В три часа ночи я как раз заметила одного из сторожей с собакой возле пирса, там фонарь горит. Вокруг поселка шумел черный лес, это всегда так загадочно и страшновато и в то же время — так здорово, когда забираешься под теплое одеяло и смотришь сквозь сетку на окне, как там летают звезды. Так уютно слышать, как гудит дымоход и трещат внизу дрова в камине, а если прислушаться, то можно разобрать, как бормочет вода и постукивают бортами лодочки у пирса...
Сейчас я готова отдать все что угодно, лишь бы снова услышать воду.
— Пришла мама, поцеловала меня и немножко посидела со мной. Этой ночью она была какая-то тихая и задумчивая, как будто чувствовала что-то... Я закуталась и даже почти простила Зиновию его побег. Мотыльки колотились о сетку, моргали звездочки, и где-то на кухне журчала в кране вода.
До катастрофы нам оставалось меньше семи часов.
А проснулась я от тишины и удушья.
Обычно под утро становится холодно, у нас все-таки не черноморский курорт, но сегодня оказалось, что я уже во сне избавилась от одеяла, скинула на пол подушку и все равно очухалась вся насквозь мокрая.
В кранах не журчало, на озере не гомонили птицы, лес вымер. Я кое-как отдышалась, вытерла пот, поглядела в окно и долго не могла понять, что же я вижу. Небо разделилось пополам. Слева наискосок размазалась привычная утренняя глазурь с подпылом воздушно-белых перьев, а правее — разливалась чернота. Это было так страшно и так неожиданно, что я отвела взгляд и протерла глаза.

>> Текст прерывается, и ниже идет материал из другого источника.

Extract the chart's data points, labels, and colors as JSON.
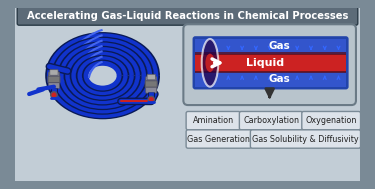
{
  "title": "Accelerating Gas-Liquid Reactions in Chemical Processes",
  "title_bg": "#5c6b78",
  "title_color": "#ffffff",
  "bg_color": "#7a8a96",
  "panel_bg": "#c2cdd6",
  "gas_label": "Gas",
  "liquid_label": "Liquid",
  "app_boxes_row1": [
    "Amination",
    "Carboxylation",
    "Oxygenation"
  ],
  "app_boxes_row2": [
    "Gas Generation",
    "Gas Solubility & Diffusivity"
  ],
  "app_box_bg": "#dde3ea",
  "app_box_border": "#7a8a96",
  "coil_color": "#1133cc",
  "coil_highlight": "#4466ee",
  "red_tube_color": "#cc2222",
  "connector_body": "#888898",
  "connector_dark": "#555565",
  "outer_border": "#5a6a76",
  "tube_diagram_bg": "#b8c4cc",
  "tube_diagram_border": "#6a7a86",
  "gas_blue_outer": "#2244aa",
  "gas_blue_inner": "#3355cc",
  "liquid_red": "#cc2222",
  "liquid_dark_edge": "#551122",
  "down_arrow_color": "#333333",
  "white": "#ffffff"
}
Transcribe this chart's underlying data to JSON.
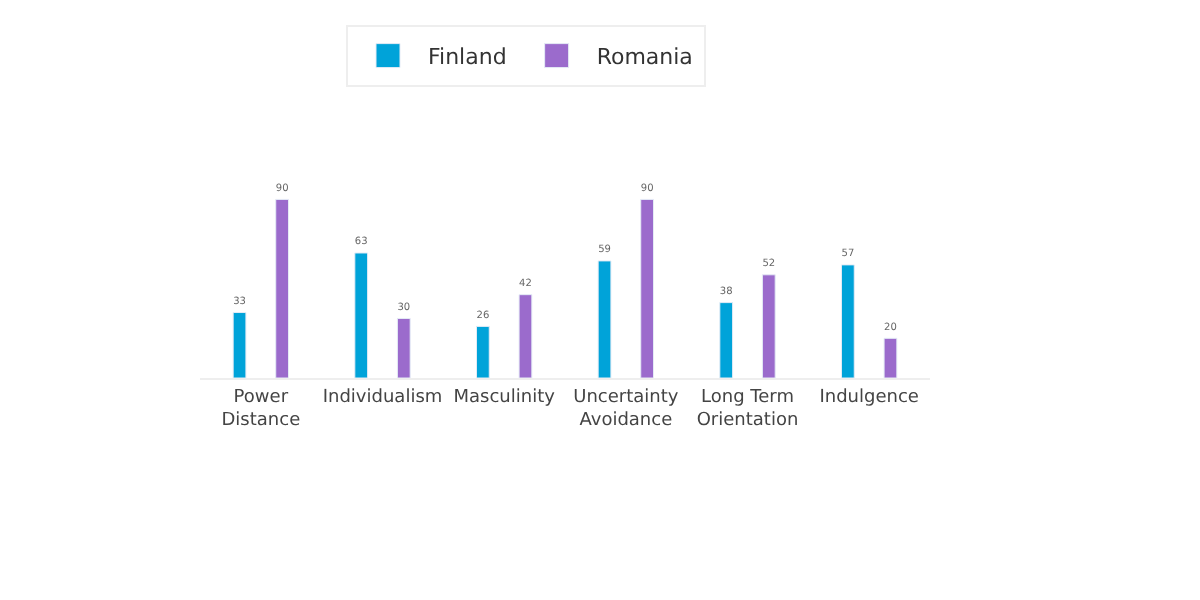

Чернота не исчезла. Над верхушками притихших сосен заблудился кусок самой настоящей ночи. Первым делом мне пришла мысль о каком-то хитром типе затмения, хотя темно совсем не было, напротив, из-за крыши вовсю лупило солнце.
Участок звездного неба над лесом почти незаметно увеличивался; казалось, что разлитые чернила пожирают синеву. Там моргали звездочки, и... плыли воздушные шары.
Или мне только померещилось, и никаких шаров не было?
Шесть или семь розовых шариков, один за другим, показались над соснами, повисели немножко, и вдруг — стремительно умчались, словно их сдуло ветром. Это произошло так быстро, что я не успела даже понять, какого размера они были. То ли настоящие, вроде прогулочного дирижабля, то ли маленькие, детские, и летели совсем не над лесом, а над соседним участком...
Важно то, что они мне сразу очень не понравились. Всего лишь розовые шарики промелькнули и исчезли, но у меня отчего-то засосало под ложечкой.
Я выбралась из постели и уставилась на висящий у окна термометр. Он постоянно находился в тени и сейчас уверенно показывал плюс тридцать три. В тени, в комнате — плюс тридцать три! Мне стало нехорошо при одной мысли о том, что творится на солнцепеке. Голые пятки обжигал нагретый паркет. В доме повисла гробовая тишина. Если бы не звук собственного дыхания, я уверилась бы, что за ночь лишилась слуха.